This is a slight aside, but CachyOS is a great example of the failure of Wikipedia politics.
The "CachyOS" page was deleted[1], and replaced with a redirect to the Arch Linux page. But CachyOS is not mentioned anywhere on that page, nor on the "List of Linux distributions § Arch Linux-based" page.
It links to https://en.wikipedia.org/wiki/Arch_Linux#Derivatives which indeed lacks any mention of CachyOS. Luckily, Wikipedia is free to register, and you can just edit pages you feel like could be better. Seems like you found the perfect first edit to make for yourself :)
It's an endemic issue on wikipedia, and even editing wouldn't fix this one instance, since someone can (and demonstrably already has) remove whatever you add later on. The issue is wikipedias preference for "deletionism", removing perfectly correct information for no particularly good reason. It's especially pernicious when it comes to short articles, which tend to get deleted with impunity, and redirected to sections of articles, which later get renamed, destroying the link, or removed altogether. Nothing can be done by any individual to fix this issue, since it comes from a wikipedia wide policy, which unfortunately is not one of the things that "anyone can edit".
I agree with most of what you wrote, but unless you can demonstrate that someone actually added CachyOS to the "Arch Linux-based" on the "List of Linux distributions" page and it was later removed, I'm not sure how much it matters how Wikipedia generally works.
I have a long Wikipedia history, but that is not the point. There already was a CachyOS page, and it was removed. Why bother contributing stuff that will just be deleted again?
It might have been removed due to the editor's impression that CachyOS is not significantly different from Arch. With proof to the contrary the page may be restored.
There are a lot of derivative(I don't mean it in a negative way) distors out there, not sure if they all need pages.
Most moderated spaces remove content that doesn't fit the community, Wikipedia does take that to the extreme but I still prefer that than the opposite extreme.
But their differentiation is that to improve performance they compile all the packages with newer instruction sets as the target as well as enabling more optimizations like LTO. And some are even optimized with PGO.

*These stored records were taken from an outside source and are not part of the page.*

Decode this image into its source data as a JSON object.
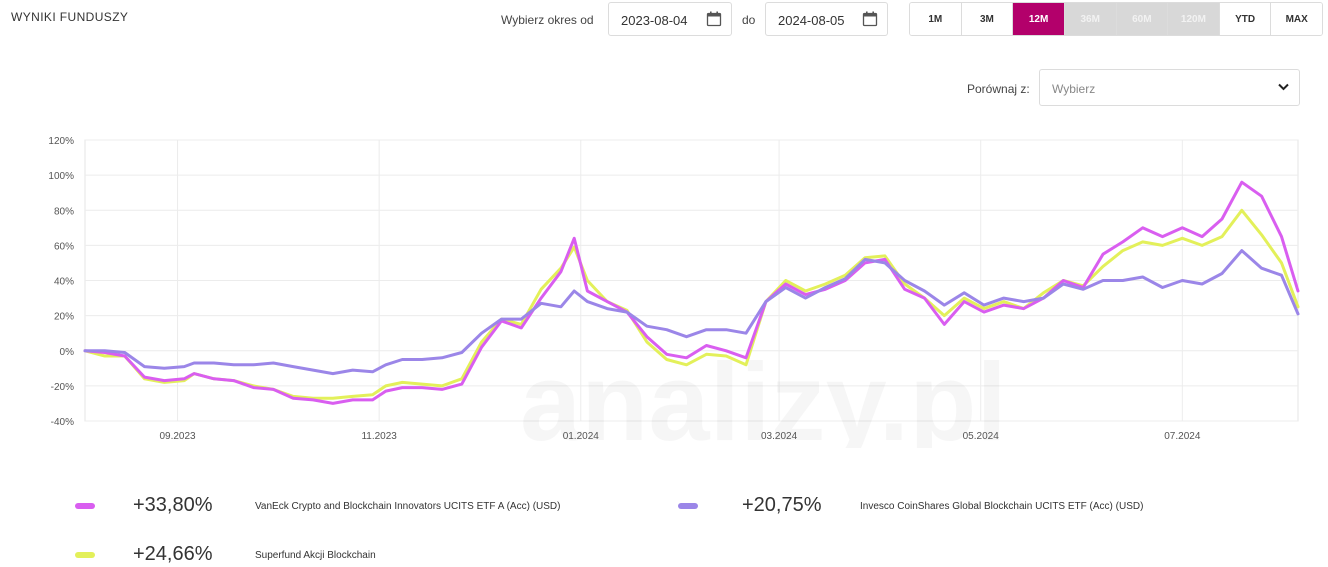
{
  "header": {
    "title": "WYNIKI FUNDUSZY",
    "range_from_label": "Wybierz okres od",
    "range_from_value": "2023-08-04",
    "range_to_label": "do",
    "range_to_value": "2024-08-05",
    "periods": [
      {
        "label": "1M",
        "state": "normal"
      },
      {
        "label": "3M",
        "state": "normal"
      },
      {
        "label": "12M",
        "state": "active"
      },
      {
        "label": "36M",
        "state": "disabled"
      },
      {
        "label": "60M",
        "state": "disabled"
      },
      {
        "label": "120M",
        "state": "disabled"
      },
      {
        "label": "YTD",
        "state": "normal"
      },
      {
        "label": "MAX",
        "state": "normal"
      }
    ],
    "compare_label": "Porównaj z:",
    "compare_placeholder": "Wybierz"
  },
  "colors": {
    "accent": "#b3006b"
  },
  "chart_data": {
    "type": "line",
    "watermark": "analizy.pl",
    "ylim": [
      -40,
      120
    ],
    "yticks": [
      "120%",
      "100%",
      "80%",
      "60%",
      "40%",
      "20%",
      "0%",
      "-20%",
      "-40%"
    ],
    "ytick_values": [
      120,
      100,
      80,
      60,
      40,
      20,
      0,
      -20,
      -40
    ],
    "xticks": [
      "09.2023",
      "11.2023",
      "01.2024",
      "03.2024",
      "05.2024",
      "07.2024"
    ],
    "xtick_dates": [
      "2023-09-01",
      "2023-11-01",
      "2024-01-01",
      "2024-03-01",
      "2024-05-01",
      "2024-07-01"
    ],
    "x_range": [
      "2023-08-04",
      "2024-08-05"
    ],
    "grid": true,
    "series": [
      {
        "name": "Superfund Akcji Blockchain",
        "color": "#e3f05a",
        "final": "+24,66%",
        "points": [
          [
            "2023-08-04",
            0
          ],
          [
            "2023-08-10",
            -3
          ],
          [
            "2023-08-16",
            -3
          ],
          [
            "2023-08-22",
            -16
          ],
          [
            "2023-08-28",
            -18
          ],
          [
            "2023-09-03",
            -17
          ],
          [
            "2023-09-06",
            -13
          ],
          [
            "2023-09-12",
            -16
          ],
          [
            "2023-09-18",
            -17
          ],
          [
            "2023-09-24",
            -20
          ],
          [
            "2023-09-30",
            -22
          ],
          [
            "2023-10-06",
            -26
          ],
          [
            "2023-10-12",
            -27
          ],
          [
            "2023-10-18",
            -27
          ],
          [
            "2023-10-24",
            -26
          ],
          [
            "2023-10-30",
            -25
          ],
          [
            "2023-11-03",
            -20
          ],
          [
            "2023-11-08",
            -18
          ],
          [
            "2023-11-14",
            -19
          ],
          [
            "2023-11-20",
            -20
          ],
          [
            "2023-11-26",
            -16
          ],
          [
            "2023-12-02",
            5
          ],
          [
            "2023-12-08",
            18
          ],
          [
            "2023-12-14",
            15
          ],
          [
            "2023-12-20",
            35
          ],
          [
            "2023-12-26",
            47
          ],
          [
            "2023-12-30",
            59
          ],
          [
            "2024-01-03",
            40
          ],
          [
            "2024-01-09",
            28
          ],
          [
            "2024-01-15",
            23
          ],
          [
            "2024-01-21",
            5
          ],
          [
            "2024-01-27",
            -5
          ],
          [
            "2024-02-02",
            -8
          ],
          [
            "2024-02-08",
            -2
          ],
          [
            "2024-02-14",
            -3
          ],
          [
            "2024-02-20",
            -8
          ],
          [
            "2024-02-26",
            28
          ],
          [
            "2024-03-03",
            40
          ],
          [
            "2024-03-09",
            34
          ],
          [
            "2024-03-15",
            38
          ],
          [
            "2024-03-21",
            43
          ],
          [
            "2024-03-27",
            53
          ],
          [
            "2024-04-02",
            54
          ],
          [
            "2024-04-08",
            38
          ],
          [
            "2024-04-14",
            30
          ],
          [
            "2024-04-20",
            20
          ],
          [
            "2024-04-26",
            30
          ],
          [
            "2024-05-02",
            24
          ],
          [
            "2024-05-08",
            28
          ],
          [
            "2024-05-14",
            24
          ],
          [
            "2024-05-20",
            33
          ],
          [
            "2024-05-26",
            40
          ],
          [
            "2024-06-01",
            37
          ],
          [
            "2024-06-07",
            48
          ],
          [
            "2024-06-13",
            57
          ],
          [
            "2024-06-19",
            62
          ],
          [
            "2024-06-25",
            60
          ],
          [
            "2024-07-01",
            64
          ],
          [
            "2024-07-07",
            60
          ],
          [
            "2024-07-13",
            65
          ],
          [
            "2024-07-19",
            80
          ],
          [
            "2024-07-25",
            66
          ],
          [
            "2024-07-31",
            50
          ],
          [
            "2024-08-05",
            25
          ]
        ]
      },
      {
        "name": "VanEck Crypto and Blockchain Innovators UCITS ETF A (Acc) (USD)",
        "color": "#d95ef0",
        "final": "+33,80%",
        "points": [
          [
            "2023-08-04",
            0
          ],
          [
            "2023-08-10",
            -1
          ],
          [
            "2023-08-16",
            -3
          ],
          [
            "2023-08-22",
            -15
          ],
          [
            "2023-08-28",
            -17
          ],
          [
            "2023-09-03",
            -16
          ],
          [
            "2023-09-06",
            -13
          ],
          [
            "2023-09-12",
            -16
          ],
          [
            "2023-09-18",
            -17
          ],
          [
            "2023-09-24",
            -21
          ],
          [
            "2023-09-30",
            -22
          ],
          [
            "2023-10-06",
            -27
          ],
          [
            "2023-10-12",
            -28
          ],
          [
            "2023-10-18",
            -30
          ],
          [
            "2023-10-24",
            -28
          ],
          [
            "2023-10-30",
            -28
          ],
          [
            "2023-11-03",
            -23
          ],
          [
            "2023-11-08",
            -21
          ],
          [
            "2023-11-14",
            -21
          ],
          [
            "2023-11-20",
            -22
          ],
          [
            "2023-11-26",
            -19
          ],
          [
            "2023-12-02",
            2
          ],
          [
            "2023-12-08",
            17
          ],
          [
            "2023-12-14",
            13
          ],
          [
            "2023-12-20",
            30
          ],
          [
            "2023-12-26",
            45
          ],
          [
            "2023-12-30",
            64
          ],
          [
            "2024-01-03",
            34
          ],
          [
            "2024-01-09",
            28
          ],
          [
            "2024-01-15",
            22
          ],
          [
            "2024-01-21",
            8
          ],
          [
            "2024-01-27",
            -2
          ],
          [
            "2024-02-02",
            -4
          ],
          [
            "2024-02-08",
            3
          ],
          [
            "2024-02-14",
            0
          ],
          [
            "2024-02-20",
            -4
          ],
          [
            "2024-02-26",
            28
          ],
          [
            "2024-03-03",
            38
          ],
          [
            "2024-03-09",
            32
          ],
          [
            "2024-03-15",
            35
          ],
          [
            "2024-03-21",
            40
          ],
          [
            "2024-03-27",
            50
          ],
          [
            "2024-04-02",
            52
          ],
          [
            "2024-04-08",
            35
          ],
          [
            "2024-04-14",
            30
          ],
          [
            "2024-04-20",
            15
          ],
          [
            "2024-04-26",
            28
          ],
          [
            "2024-05-02",
            22
          ],
          [
            "2024-05-08",
            26
          ],
          [
            "2024-05-14",
            24
          ],
          [
            "2024-05-20",
            30
          ],
          [
            "2024-05-26",
            40
          ],
          [
            "2024-06-01",
            36
          ],
          [
            "2024-06-07",
            55
          ],
          [
            "2024-06-13",
            62
          ],
          [
            "2024-06-19",
            70
          ],
          [
            "2024-06-25",
            65
          ],
          [
            "2024-07-01",
            70
          ],
          [
            "2024-07-07",
            65
          ],
          [
            "2024-07-13",
            75
          ],
          [
            "2024-07-19",
            96
          ],
          [
            "2024-07-25",
            88
          ],
          [
            "2024-07-31",
            65
          ],
          [
            "2024-08-05",
            34
          ]
        ]
      },
      {
        "name": "Invesco CoinShares Global Blockchain UCITS ETF (Acc) (USD)",
        "color": "#9b86e8",
        "final": "+20,75%",
        "points": [
          [
            "2023-08-04",
            0
          ],
          [
            "2023-08-10",
            0
          ],
          [
            "2023-08-16",
            -1
          ],
          [
            "2023-08-22",
            -9
          ],
          [
            "2023-08-28",
            -10
          ],
          [
            "2023-09-03",
            -9
          ],
          [
            "2023-09-06",
            -7
          ],
          [
            "2023-09-12",
            -7
          ],
          [
            "2023-09-18",
            -8
          ],
          [
            "2023-09-24",
            -8
          ],
          [
            "2023-09-30",
            -7
          ],
          [
            "2023-10-06",
            -9
          ],
          [
            "2023-10-12",
            -11
          ],
          [
            "2023-10-18",
            -13
          ],
          [
            "2023-10-24",
            -11
          ],
          [
            "2023-10-30",
            -12
          ],
          [
            "2023-11-03",
            -8
          ],
          [
            "2023-11-08",
            -5
          ],
          [
            "2023-11-14",
            -5
          ],
          [
            "2023-11-20",
            -4
          ],
          [
            "2023-11-26",
            -1
          ],
          [
            "2023-12-02",
            10
          ],
          [
            "2023-12-08",
            18
          ],
          [
            "2023-12-14",
            18
          ],
          [
            "2023-12-20",
            27
          ],
          [
            "2023-12-26",
            25
          ],
          [
            "2023-12-30",
            34
          ],
          [
            "2024-01-03",
            28
          ],
          [
            "2024-01-09",
            24
          ],
          [
            "2024-01-15",
            22
          ],
          [
            "2024-01-21",
            14
          ],
          [
            "2024-01-27",
            12
          ],
          [
            "2024-02-02",
            8
          ],
          [
            "2024-02-08",
            12
          ],
          [
            "2024-02-14",
            12
          ],
          [
            "2024-02-20",
            10
          ],
          [
            "2024-02-26",
            28
          ],
          [
            "2024-03-03",
            36
          ],
          [
            "2024-03-09",
            30
          ],
          [
            "2024-03-15",
            36
          ],
          [
            "2024-03-21",
            41
          ],
          [
            "2024-03-27",
            52
          ],
          [
            "2024-04-02",
            50
          ],
          [
            "2024-04-08",
            40
          ],
          [
            "2024-04-14",
            34
          ],
          [
            "2024-04-20",
            26
          ],
          [
            "2024-04-26",
            33
          ],
          [
            "2024-05-02",
            26
          ],
          [
            "2024-05-08",
            30
          ],
          [
            "2024-05-14",
            28
          ],
          [
            "2024-05-20",
            30
          ],
          [
            "2024-05-26",
            38
          ],
          [
            "2024-06-01",
            35
          ],
          [
            "2024-06-07",
            40
          ],
          [
            "2024-06-13",
            40
          ],
          [
            "2024-06-19",
            42
          ],
          [
            "2024-06-25",
            36
          ],
          [
            "2024-07-01",
            40
          ],
          [
            "2024-07-07",
            38
          ],
          [
            "2024-07-13",
            44
          ],
          [
            "2024-07-19",
            57
          ],
          [
            "2024-07-25",
            47
          ],
          [
            "2024-07-31",
            43
          ],
          [
            "2024-08-05",
            21
          ]
        ]
      }
    ]
  }
}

I find it odd to call a specific Linux distribution blazingly fast.
Gentoo with make.conf (/etc/portage/make.conf[1]) having "CFLAGS="-O3 -march=native -flto"" means that Gentoo, a Linux distribution, is performant?
[1] It is not a good idea to build everything with LTO or PGO enabled because not all packages support LTO / PGO cleanly. Do it on the basis of per-package.

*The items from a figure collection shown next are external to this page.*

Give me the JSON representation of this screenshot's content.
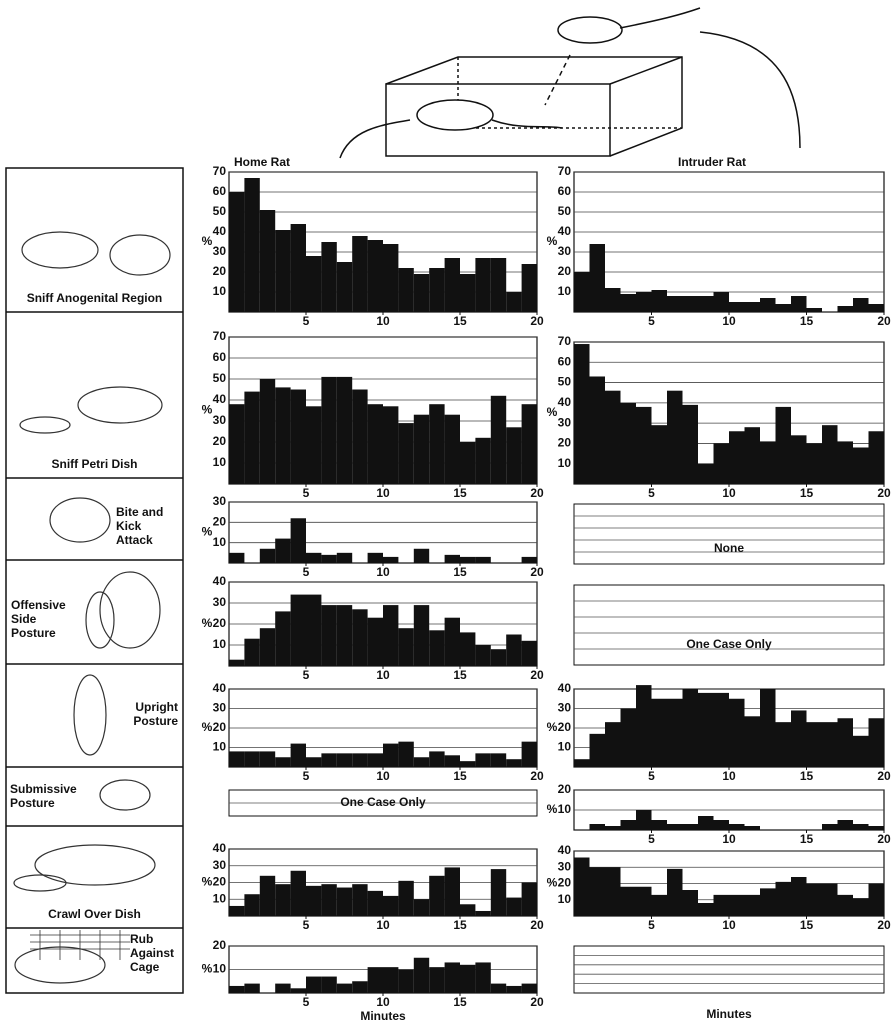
{
  "column_titles": [
    "Home Rat",
    "Intruder Rat"
  ],
  "behaviors": [
    "Sniff Anogenital Region",
    "Sniff Petri Dish",
    "Bite and Kick Attack",
    "Offensive Side Posture",
    "Upright Posture",
    "Submissive Posture",
    "Crawl Over Dish",
    "Rub Against Cage"
  ],
  "chart_data": [
    {
      "type": "histogram",
      "ylabel": "%",
      "color": "#111111",
      "grid": true,
      "bins": [
        0,
        1,
        2,
        3,
        4,
        5,
        6,
        7,
        8,
        9,
        10,
        11,
        12,
        13,
        14,
        15,
        16,
        17,
        18,
        19,
        20
      ],
      "values": [
        60,
        67,
        51,
        41,
        44,
        28,
        35,
        25,
        38,
        36,
        34,
        22,
        19,
        22,
        27,
        19,
        27,
        27,
        10,
        24
      ],
      "xlim": [
        0,
        20
      ],
      "xticks": [
        5,
        10,
        15,
        20
      ],
      "ylim": [
        0,
        70
      ],
      "yticks": [
        10,
        20,
        30,
        40,
        50,
        60,
        70
      ]
    },
    {
      "type": "histogram",
      "ylabel": "%",
      "color": "#111111",
      "grid": true,
      "bins": [
        0,
        1,
        2,
        3,
        4,
        5,
        6,
        7,
        8,
        9,
        10,
        11,
        12,
        13,
        14,
        15,
        16,
        17,
        18,
        19,
        20
      ],
      "values": [
        20,
        34,
        12,
        9,
        10,
        11,
        8,
        8,
        8,
        10,
        5,
        5,
        7,
        4,
        8,
        2,
        0,
        3,
        7,
        4
      ],
      "xlim": [
        0,
        20
      ],
      "xticks": [
        5,
        10,
        15,
        20
      ],
      "ylim": [
        0,
        70
      ],
      "yticks": [
        10,
        20,
        30,
        40,
        50,
        60,
        70
      ]
    },
    {
      "type": "histogram",
      "ylabel": "%",
      "color": "#111111",
      "grid": true,
      "bins": [
        0,
        1,
        2,
        3,
        4,
        5,
        6,
        7,
        8,
        9,
        10,
        11,
        12,
        13,
        14,
        15,
        16,
        17,
        18,
        19,
        20
      ],
      "values": [
        38,
        44,
        50,
        46,
        45,
        37,
        51,
        51,
        45,
        38,
        37,
        29,
        33,
        38,
        33,
        20,
        22,
        42,
        27,
        38
      ],
      "xlim": [
        0,
        20
      ],
      "xticks": [
        5,
        10,
        15,
        20
      ],
      "ylim": [
        0,
        70
      ],
      "yticks": [
        10,
        20,
        30,
        40,
        50,
        60,
        70
      ]
    },
    {
      "type": "histogram",
      "ylabel": "%",
      "color": "#111111",
      "grid": true,
      "bins": [
        0,
        1,
        2,
        3,
        4,
        5,
        6,
        7,
        8,
        9,
        10,
        11,
        12,
        13,
        14,
        15,
        16,
        17,
        18,
        19,
        20
      ],
      "values": [
        69,
        53,
        46,
        40,
        38,
        29,
        46,
        39,
        10,
        20,
        26,
        28,
        21,
        38,
        24,
        20,
        29,
        21,
        18,
        26
      ],
      "xlim": [
        0,
        20
      ],
      "xticks": [
        5,
        10,
        15,
        20
      ],
      "ylim": [
        0,
        70
      ],
      "yticks": [
        10,
        20,
        30,
        40,
        50,
        60,
        70
      ]
    },
    {
      "type": "histogram",
      "ylabel": "%",
      "color": "#111111",
      "grid": true,
      "bins": [
        0,
        1,
        2,
        3,
        4,
        5,
        6,
        7,
        8,
        9,
        10,
        11,
        12,
        13,
        14,
        15,
        16,
        17,
        18,
        19,
        20
      ],
      "values": [
        5,
        0,
        7,
        12,
        22,
        5,
        4,
        5,
        0,
        5,
        3,
        0,
        7,
        0,
        4,
        3,
        3,
        0,
        0,
        3
      ],
      "xlim": [
        0,
        20
      ],
      "xticks": [
        5,
        10,
        15,
        20
      ],
      "ylim": [
        0,
        30
      ],
      "yticks": [
        10,
        20,
        30
      ]
    },
    {
      "type": "histogram",
      "annotation": "None"
    },
    {
      "type": "histogram",
      "ylabel": "%",
      "color": "#111111",
      "grid": true,
      "bins": [
        0,
        1,
        2,
        3,
        4,
        5,
        6,
        7,
        8,
        9,
        10,
        11,
        12,
        13,
        14,
        15,
        16,
        17,
        18,
        19,
        20
      ],
      "values": [
        3,
        13,
        18,
        26,
        34,
        34,
        29,
        29,
        27,
        23,
        29,
        18,
        29,
        17,
        23,
        16,
        10,
        8,
        15,
        12
      ],
      "xlim": [
        0,
        20
      ],
      "xticks": [
        5,
        10,
        15,
        20
      ],
      "ylim": [
        0,
        40
      ],
      "yticks": [
        10,
        20,
        30,
        40
      ]
    },
    {
      "type": "histogram",
      "annotation": "One Case Only"
    },
    {
      "type": "histogram",
      "ylabel": "%",
      "color": "#111111",
      "grid": true,
      "bins": [
        0,
        1,
        2,
        3,
        4,
        5,
        6,
        7,
        8,
        9,
        10,
        11,
        12,
        13,
        14,
        15,
        16,
        17,
        18,
        19,
        20
      ],
      "values": [
        8,
        8,
        8,
        5,
        12,
        5,
        7,
        7,
        7,
        7,
        12,
        13,
        5,
        8,
        6,
        3,
        7,
        7,
        4,
        13
      ],
      "xlim": [
        0,
        20
      ],
      "xticks": [
        5,
        10,
        15,
        20
      ],
      "ylim": [
        0,
        40
      ],
      "yticks": [
        10,
        20,
        30,
        40
      ]
    },
    {
      "type": "histogram",
      "ylabel": "%",
      "color": "#111111",
      "grid": true,
      "bins": [
        0,
        1,
        2,
        3,
        4,
        5,
        6,
        7,
        8,
        9,
        10,
        11,
        12,
        13,
        14,
        15,
        16,
        17,
        18,
        19,
        20
      ],
      "values": [
        4,
        17,
        23,
        30,
        42,
        35,
        35,
        40,
        38,
        38,
        35,
        26,
        40,
        23,
        29,
        23,
        23,
        25,
        16,
        25
      ],
      "xlim": [
        0,
        20
      ],
      "xticks": [
        5,
        10,
        15,
        20
      ],
      "ylim": [
        0,
        40
      ],
      "yticks": [
        10,
        20,
        30,
        40
      ]
    },
    {
      "type": "histogram",
      "annotation": "One Case Only"
    },
    {
      "type": "histogram",
      "ylabel": "%",
      "color": "#111111",
      "grid": true,
      "bins": [
        0,
        1,
        2,
        3,
        4,
        5,
        6,
        7,
        8,
        9,
        10,
        11,
        12,
        13,
        14,
        15,
        16,
        17,
        18,
        19,
        20
      ],
      "values": [
        0,
        3,
        2,
        5,
        10,
        5,
        3,
        3,
        7,
        5,
        3,
        2,
        0,
        0,
        0,
        0,
        3,
        5,
        3,
        2
      ],
      "xlim": [
        0,
        20
      ],
      "xticks": [
        5,
        10,
        15,
        20
      ],
      "ylim": [
        0,
        20
      ],
      "yticks": [
        10,
        20
      ]
    },
    {
      "type": "histogram",
      "ylabel": "%",
      "color": "#111111",
      "grid": true,
      "bins": [
        0,
        1,
        2,
        3,
        4,
        5,
        6,
        7,
        8,
        9,
        10,
        11,
        12,
        13,
        14,
        15,
        16,
        17,
        18,
        19,
        20
      ],
      "values": [
        6,
        13,
        24,
        19,
        27,
        18,
        19,
        17,
        19,
        15,
        12,
        21,
        10,
        24,
        29,
        7,
        3,
        28,
        11,
        20
      ],
      "xlim": [
        0,
        20
      ],
      "xticks": [
        5,
        10,
        15,
        20
      ],
      "ylim": [
        0,
        40
      ],
      "yticks": [
        10,
        20,
        30,
        40
      ]
    },
    {
      "type": "histogram",
      "ylabel": "%",
      "color": "#111111",
      "grid": true,
      "bins": [
        0,
        1,
        2,
        3,
        4,
        5,
        6,
        7,
        8,
        9,
        10,
        11,
        12,
        13,
        14,
        15,
        16,
        17,
        18,
        19,
        20
      ],
      "values": [
        36,
        30,
        30,
        18,
        18,
        13,
        29,
        16,
        8,
        13,
        13,
        13,
        17,
        21,
        24,
        20,
        20,
        13,
        11,
        20
      ],
      "xlim": [
        0,
        20
      ],
      "xticks": [
        5,
        10,
        15,
        20
      ],
      "ylim": [
        0,
        40
      ],
      "yticks": [
        10,
        20,
        30,
        40
      ]
    },
    {
      "type": "histogram",
      "ylabel": "%",
      "color": "#111111",
      "grid": true,
      "bins": [
        0,
        1,
        2,
        3,
        4,
        5,
        6,
        7,
        8,
        9,
        10,
        11,
        12,
        13,
        14,
        15,
        16,
        17,
        18,
        19,
        20
      ],
      "values": [
        3,
        4,
        0,
        4,
        2,
        7,
        7,
        4,
        5,
        11,
        11,
        10,
        15,
        11,
        13,
        12,
        13,
        4,
        3,
        4
      ],
      "xlim": [
        0,
        20
      ],
      "xticks": [
        5,
        10,
        15,
        20
      ],
      "ylim": [
        0,
        20
      ],
      "yticks": [
        10,
        20
      ],
      "xlabel": "Minutes"
    },
    {
      "type": "histogram",
      "xlabel": "Minutes"
    }
  ]
}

I've seen claims of decent speed improvements when using CachyOS, though I can't say I've ever hunted down solid confirmation. I'm a bit wary of the project because I would have to put a lot of trust in them since they're rebuilding everything themselves and could easily introduce malware somewhere in there. (But I've been scared of distros before only to have it pointed out to me that some very well respected people are involved, so I could be worrying for nothing here too)
Does Gentoo have binpkgs with these compileflags? With CachyOS you don't have to compile, because it's a rolling binary distro. Regarding your [1]: They do that, systemd(or parts of it) are unoptimized, for instance. They don't apply that stuff blindly, only where it works.

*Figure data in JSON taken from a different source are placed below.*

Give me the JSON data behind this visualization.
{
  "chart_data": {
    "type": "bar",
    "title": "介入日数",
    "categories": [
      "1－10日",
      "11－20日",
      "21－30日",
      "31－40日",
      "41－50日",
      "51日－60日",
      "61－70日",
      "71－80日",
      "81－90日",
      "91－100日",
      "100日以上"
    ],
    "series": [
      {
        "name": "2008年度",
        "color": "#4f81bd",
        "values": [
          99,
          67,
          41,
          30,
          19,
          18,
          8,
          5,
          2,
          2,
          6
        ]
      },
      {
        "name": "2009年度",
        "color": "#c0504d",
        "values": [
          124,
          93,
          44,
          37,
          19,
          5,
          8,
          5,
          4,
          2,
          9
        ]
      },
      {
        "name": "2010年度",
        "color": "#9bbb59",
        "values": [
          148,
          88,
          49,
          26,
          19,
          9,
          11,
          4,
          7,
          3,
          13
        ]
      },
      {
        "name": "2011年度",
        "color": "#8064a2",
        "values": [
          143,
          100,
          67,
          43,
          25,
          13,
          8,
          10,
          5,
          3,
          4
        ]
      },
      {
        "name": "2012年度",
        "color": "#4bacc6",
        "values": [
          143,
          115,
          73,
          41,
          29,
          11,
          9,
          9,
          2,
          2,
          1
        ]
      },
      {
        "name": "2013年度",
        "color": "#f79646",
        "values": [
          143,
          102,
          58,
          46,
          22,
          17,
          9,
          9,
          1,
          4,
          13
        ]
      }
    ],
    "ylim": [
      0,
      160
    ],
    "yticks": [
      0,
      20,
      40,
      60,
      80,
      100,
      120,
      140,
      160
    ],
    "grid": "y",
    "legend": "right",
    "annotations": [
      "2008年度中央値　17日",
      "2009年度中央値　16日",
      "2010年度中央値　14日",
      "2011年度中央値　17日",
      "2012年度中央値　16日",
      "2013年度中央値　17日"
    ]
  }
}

For me it feels blazingly fast, even on obsolete KabyLake Core-I5/7(t) forcibly clocked down to about 800Mhz most of the times :)
It fucking flies without much effort. On modern systems even more so. While being rock solid. Without any crashes. Even under Plasma. When I'm reading about bugfixes regarding crashes under Plasma I just shrug and think "Waddya talkin about?". That may be hardware dependent, though, because they are old Lenovo Thinkcentres(1Litre SFF M910q tiny) with excellent firmware.
Using btrfs, profile-sync-demon, zram(Yes. Even with 32GB Ram!). Suspend/Resume working every single time. No glitches, hick-ups, ever. So far. Since 10th of June, 2024.
Edit: Almost always some music out of yt doodling in some bg-tab, in oh-so-slow FF, without any clicks, stuttering, or other breaks.
No need for yt-dlp, mpv at all. Except for dl/saving stuff, sometimes. While FF is rarely under 100 tabs.
Good for you. The 'oh-so-slow' regarding FF was meant as satirical btw. With what I'm using it for, it doesn't lag. Maybe because of https://github.com/graysky2/profile-sync-daemon mostly, and some other fine-tunings, which make it not touching the filesystem over and over again. I really recommend PSD. Not even insane amounts of RAM, it usually takes about 4 to 5GB, rarely going to 8, then shrinking back a while after closing too much tabs. Imagine that!1!! It's all about some sysctl settings :-)
Sideberry (Tree-Style-Tabs like extension) was the ugliest offender there. Though that may have been me misconfiguring it. OTOH I didn't manage to find settings where it didn't do that, and still looked like I wanted it to. At that time, maybe a year ago, I've thought of it as potential 'instant ssd-killer'. Couldn't be bothered. Deinstalled.
Now FF has some basic version of vertical tabs by Mozilla itself. It suffices(for now).